Cliff Lee was limited to 13 starts while battling elbow soreness last year.
The pain in the same area returned after just one, two-inning start in 2015.
General manager Ruben Amaro Jr. said Lee will be temporarily shut down after getting an MRI on his left elbow. Lee will miss his next turn in the rotation.
"As a precaution we decided to have him examined by Dr.(Michael) Ciccotti," Amaro said. "Dr. Ciccotti examined him. We did a static ultrasound study on it. That study very similar to the studies he's had before. So we decided as a precaution to make sure, we did an MRI on him yesterday. It was an arthrogram MRI so we injected dye because we wanted to make sure. Again, the result was very similar to what we saw last year. Very mild, I guess, inflammation in there. Nothing really alarming except now that he's had that arthrogram MRI we have to wait a day or two until he starts throwing again.
"We are going to send those pictures of the MRI to Dr. Andrews to take a look at them for precautionary measures. He's going to start his throwing program again either at the end of the day Monday or Tuesday. Once the dye stuff is out of his arm and then we'll progress accordingly."
The Phillies (and Lee) obviously hoped to see the pitcher progress this spring without any issues. Had Lee stayed healthy, he could have been a nice trade chip for Amaro and Co. ... and Lee himself could have potentially joined another team prior to the July trade deadline as he pursues an elusive World Series ring.

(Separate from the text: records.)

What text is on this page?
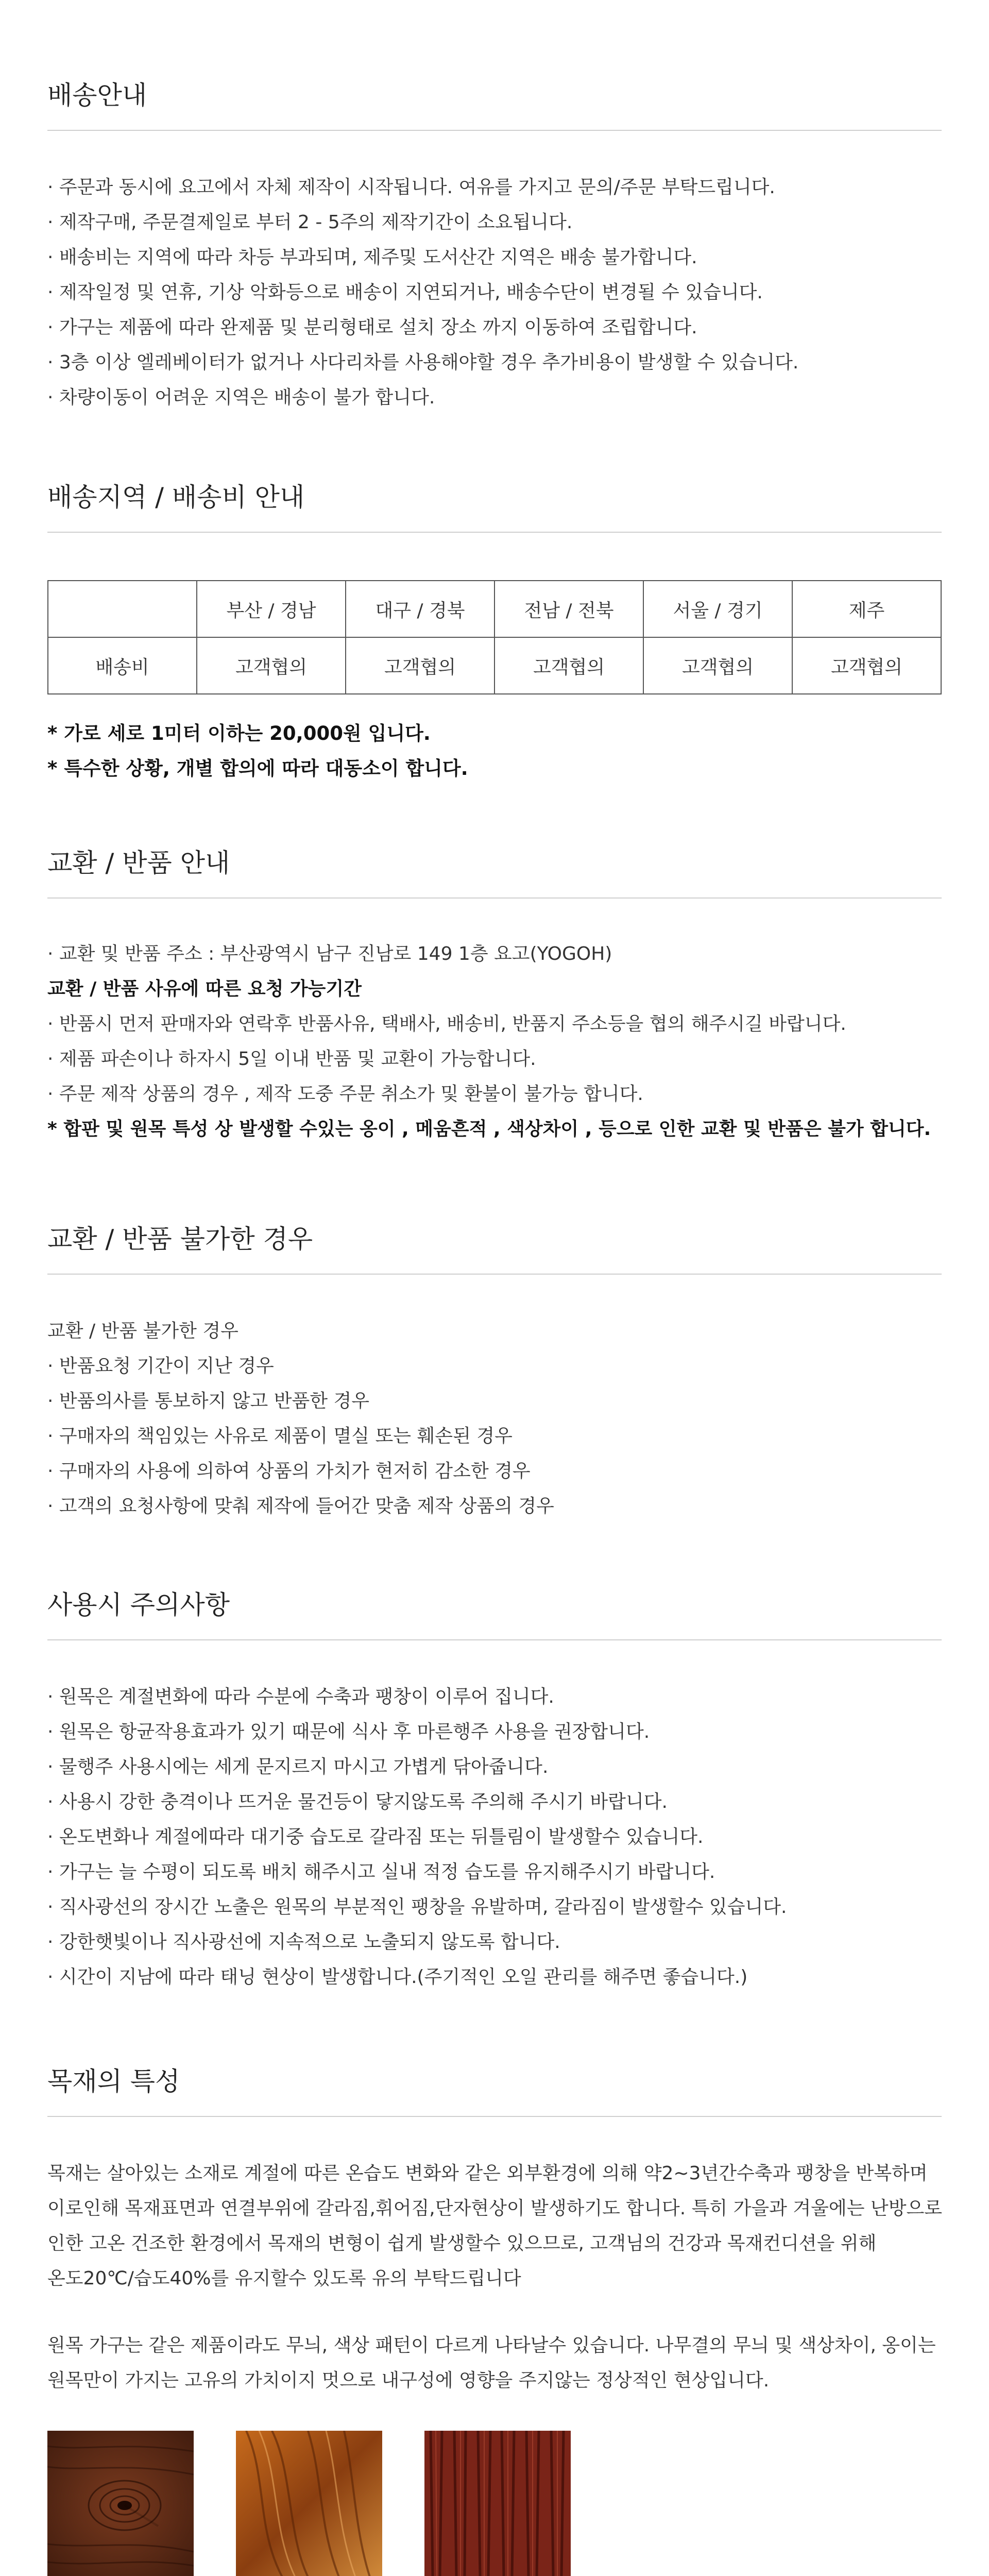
배송안내
· 주문과 동시에 요고에서 자체 제작이 시작됩니다. 여유를 가지고 문의/주문 부탁드립니다.
· 제작구매, 주문결제일로 부터 2 - 5주의 제작기간이 소요됩니다.
· 배송비는 지역에 따라 차등 부과되며, 제주및 도서산간 지역은 배송 불가합니다.
· 제작일정 및 연휴, 기상 악화등으로 배송이 지연되거나, 배송수단이 변경될 수 있습니다.
· 가구는 제품에 따라 완제품 및 분리형태로 설치 장소 까지 이동하여 조립합니다.
· 3층 이상 엘레베이터가 없거나 사다리차를 사용해야할 경우 추가비용이 발생할 수 있습니다.
· 차량이동이 어려운 지역은 배송이 불가 합니다.
배송지역 / 배송비 안내
	부산 / 경남	대구 / 경북	전남 / 전북	서울 / 경기	제주
배송비	고객협의	고객협의	고객협의	고객협의	고객협의
* 가로 세로 1미터 이하는 20,000원 입니다.
* 특수한 상황, 개별 합의에 따라 대동소이 합니다.
교환 / 반품 안내
· 교환 및 반품 주소 : 부산광역시 남구 진남로 149 1층 요고(YOGOH)
교환 / 반품 사유에 따른 요청 가능기간
· 반품시 먼저 판매자와 연락후 반품사유, 택배사, 배송비, 반품지 주소등을 협의 해주시길 바랍니다.
· 제품 파손이나 하자시 5일 이내 반품 및 교환이 가능합니다.
· 주문 제작 상품의 경우 , 제작 도중 주문 취소가 및 환불이 불가능 합니다.
* 합판 및 원목 특성 상 발생할 수있는 옹이 , 메움흔적 , 색상차이 , 등으로 인한 교환 및 반품은 불가 합니다.
교환 / 반품 불가한 경우
교환 / 반품 불가한 경우
· 반품요청 기간이 지난 경우
· 반품의사를 통보하지 않고 반품한 경우
· 구매자의 책임있는 사유로 제품이 멸실 또는 훼손된 경우
· 구매자의 사용에 의하여 상품의 가치가 현저히 감소한 경우
· 고객의 요청사항에 맞춰 제작에 들어간 맞춤 제작 상품의 경우
사용시 주의사항
· 원목은 계절변화에 따라 수분에 수축과 팽창이 이루어 집니다.
· 원목은 항균작용효과가 있기 때문에 식사 후 마른행주 사용을 권장합니다.
· 물행주 사용시에는 세게 문지르지 마시고 가볍게 닦아줍니다.
· 사용시 강한 충격이나 뜨거운 물건등이 닿지않도록 주의해 주시기 바랍니다.
· 온도변화나 계절에따라 대기중 습도로 갈라짐 또는 뒤틀림이 발생할수 있습니다.
· 가구는 늘 수평이 되도록 배치 해주시고 실내 적정 습도를 유지해주시기 바랍니다.
· 직사광선의 장시간 노출은 원목의 부분적인 팽창을 유발하며, 갈라짐이 발생할수 있습니다.
· 강한햇빛이나 직사광선에 지속적으로 노출되지 않도록 합니다.
· 시간이 지남에 따라 태닝 현상이 발생합니다.(주기적인 오일 관리를 해주면 좋습니다.)
목재의 특성
목재는 살아있는 소재로 계절에 따른 온습도 변화와 같은 외부환경에 의해 약2~3년간수축과 팽창을 반복하며
이로인해 목재표면과 연결부위에 갈라짐,휘어짐,단자현상이 발생하기도 합니다. 특히 가을과 겨울에는 난방으로
인한 고온 건조한 환경에서 목재의 변형이 쉽게 발생할수 있으므로, 고객님의 건강과 목재컨디션을 위해
온도20℃/습도40%를 유지할수 있도록 유의 부탁드립니다
원목 가구는 같은 제품이라도 무늬, 색상 패턴이 다르게 나타날수 있습니다. 나무결의 무늬 및 색상차이, 옹이는
원목만이 가지는 고유의 가치이지 멋으로 내구성에 영향을 주지않는 정상적인 현상입니다.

But now, the Phillies and Lee are back to the same place they were last summer.
"You have to be alarmed, we have to be concerned because it's the same area he feels something," Amaro said of the Phillies lefthander. "It's the same area, the same issues he had last year."
Here's more from Amaro prior to this afternoon's game in Port Charlotte:
Q: Any chance this is just a 36-year-old elbow?
Amaro: "That's always a concern when you have a guy who feels something in his elbow, whatever it is."
Q: Why not alarmed if it's the same as last year?
Amaro: "None of the area that is supposed to be affected has changed. There's no change from the last MRI we did once he finished. And he had thrown so much since then without really feeling anything until this last outing. We shouldn't say it's not alarming because it is of concern. It's the same area. But there's no increase in the original affected area.
"According to Dr. Ciccotti there's a one- to two-millimeter area in length that was of some issue. And then the width is one centimeter or something like that. It's very, very small, a very pinpointed area. And again there's very little edema or swelling or fluid in that area. But anytime it's the elbow you've got to be concerned about it."
Q: You're confident it's the flexor and not UCL?
Amaro: "There's nothing, nothing the matter with his UCL."
Q: Sometimes older arms wear down and guys pitch through stuff as they get older, correct?
Amaro: "And he may have to, yeah he may have to pitch through it and see what happens. There's a couple of different things that can happen. He can pitch through it and there could be scar tissue breaking up that could be resolved. He did start to throw the next day, on Friday and Saturday he threw. And as he threw, he got better. Typically it's the other way around. You don't want it to get progressivley worse. But you have to be alarmed, we have to be concerned because it's the same area and he feels something. .. It's the same area, the same issues he had last year."
Q: Is surgery an option? Can it fix it?
Amaro: "A lot of it will depend on what (Dr. James) Andrews says, but everybody has kind of been on the same page with this, that if they do have to do a surgery and have to clean away some of the 'bad stuff' in there, it's a real small area. If it ends up having to get repaired it's 6-8 months. So I don't know. I think ultimately it'll be a decision for Cliff later on. But a lot of it will depend on how he's feeling when he starts throwing again."
Q: Was there a decision made last year about that, surgery, fighting through it, etc.?
Amaro: "There was no recommendation from Ciccotti, Altcheck, Andrews, none of those guys recommended because of the nature of the injury. It was such a small area that there was no recommendation for surgery at that time. All of them felt like it was resolve itself, which in essence it did, but now something in there is nothing him again, and we have to take as much precaution as possible just to make sure it doesn't progress. Hopefully it doesn't."